Amanda Lutey

Lutey

In 2007, I helped write my maternal grandfather’s obituary. I called it the hardest writing assignment of my life.

I was wrong.

Less than four years later, my father asked me to write his obituary. He’d been diagnosed with brain cancer in 2010, shortly after undergoing brain surgery on his 36th wedding anniversary. We lost him on May 31, 2011. He was 58.

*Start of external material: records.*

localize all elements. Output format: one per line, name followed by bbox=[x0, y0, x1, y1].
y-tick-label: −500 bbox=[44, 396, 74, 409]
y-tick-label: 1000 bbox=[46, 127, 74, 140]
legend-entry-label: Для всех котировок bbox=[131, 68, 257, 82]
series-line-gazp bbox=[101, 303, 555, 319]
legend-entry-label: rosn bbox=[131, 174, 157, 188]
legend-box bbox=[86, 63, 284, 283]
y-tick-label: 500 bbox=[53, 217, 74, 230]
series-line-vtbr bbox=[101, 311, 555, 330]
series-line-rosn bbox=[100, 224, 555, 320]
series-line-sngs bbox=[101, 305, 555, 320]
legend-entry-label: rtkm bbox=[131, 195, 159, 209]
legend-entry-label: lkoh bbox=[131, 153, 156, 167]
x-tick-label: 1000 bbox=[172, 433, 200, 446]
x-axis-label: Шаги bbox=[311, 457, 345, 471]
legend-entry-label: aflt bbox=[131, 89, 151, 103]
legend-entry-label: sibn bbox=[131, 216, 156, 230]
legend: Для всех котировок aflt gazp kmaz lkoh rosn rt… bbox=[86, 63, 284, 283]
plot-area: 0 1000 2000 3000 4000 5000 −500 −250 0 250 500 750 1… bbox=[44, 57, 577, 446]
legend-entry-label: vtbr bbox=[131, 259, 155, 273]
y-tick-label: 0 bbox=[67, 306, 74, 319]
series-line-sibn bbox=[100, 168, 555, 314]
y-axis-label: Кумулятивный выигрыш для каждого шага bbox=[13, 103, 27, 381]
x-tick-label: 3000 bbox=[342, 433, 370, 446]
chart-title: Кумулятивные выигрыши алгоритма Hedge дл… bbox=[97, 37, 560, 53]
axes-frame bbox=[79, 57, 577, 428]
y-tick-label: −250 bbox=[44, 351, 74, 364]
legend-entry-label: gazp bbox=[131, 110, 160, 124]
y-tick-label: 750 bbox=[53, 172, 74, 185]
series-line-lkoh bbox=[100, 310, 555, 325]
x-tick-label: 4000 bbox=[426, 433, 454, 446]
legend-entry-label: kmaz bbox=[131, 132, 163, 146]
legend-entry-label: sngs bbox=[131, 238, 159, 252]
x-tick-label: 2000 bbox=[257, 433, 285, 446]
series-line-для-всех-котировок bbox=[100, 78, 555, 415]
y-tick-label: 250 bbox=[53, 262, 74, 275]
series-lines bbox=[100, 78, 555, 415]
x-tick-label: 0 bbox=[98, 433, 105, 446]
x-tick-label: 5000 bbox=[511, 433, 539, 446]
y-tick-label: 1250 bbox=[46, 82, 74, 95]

In addition to his obituary, I also wrote and delivered a eulogy for Dad. Writing often serves as my therapy, so sharing his story and the lessons he taught my family, and the legacy of love and friendship he left helped me.

We laid him to rest in the U.P., his birthplace. I visited him over Memorial Day weekend. While driving in rainy weather on Friday and Saturday, I realized that driving in the rain could serve as a metaphor for the cycles of grief.

Sometimes the rain comes down in an unexpected torrent, leaving you unsure where you are and unable to see ahead. Sometimes the rain is steady, but you can keep moving forward. And sometimes there is a break in the clouds, allowing sunlight to pour through, offering hope of better weather ahead.

In the five years since we lost my father, my son learned how to drive, graduated from high school and is now attending the same university his grandfather and I did. My sister moved from Indiana to Georgia and Florida, and now works in Indiana again, commuting back to Florida most weekends. I made a commitment to better health before turning 40 and ran my first half marathon. My mother recently remarried, adding not only a wonderful stepfather to our family, but also a stepbrother and stepsister.

Not a day goes by when we don’t miss my dad. But we carry him with us in our hearts.

The lessons we learned from his life and losing him too soon still resonate with us. I shared some in my eulogy, and feel those lessons are worth sharing again.

My father kept a planner, tracking his life in his neat, precise print. He logged his exercise routines, and kept references and business contacts in it. He stored a copy of his favorite margarita recipe in the planner, and tucked in a photo of my mom and a love note from her. He kept a list of his friends, and wrote down his values — from having close relationships with those he cared about, to having security and a meaningful job, to having free time to enjoy his hobbies.

Dad also wrote down his dreams.

Perhaps someday we’ll understand God’s plan in not giving him enough time to achieve them all.

If we can learn anything from losing him, please let it be this…

Writing down dreams and goals is important, but don’t wait for some future date to pursue them.

Buy that home in the mountains or on a lakeshore.

Travel to Alaska… Yellowstone… England… or France.

Visit the Apostle Islands.

Drive a Corvette Stingray.

Live each day as if it may be your last, and always let those you love know how much they mean to you.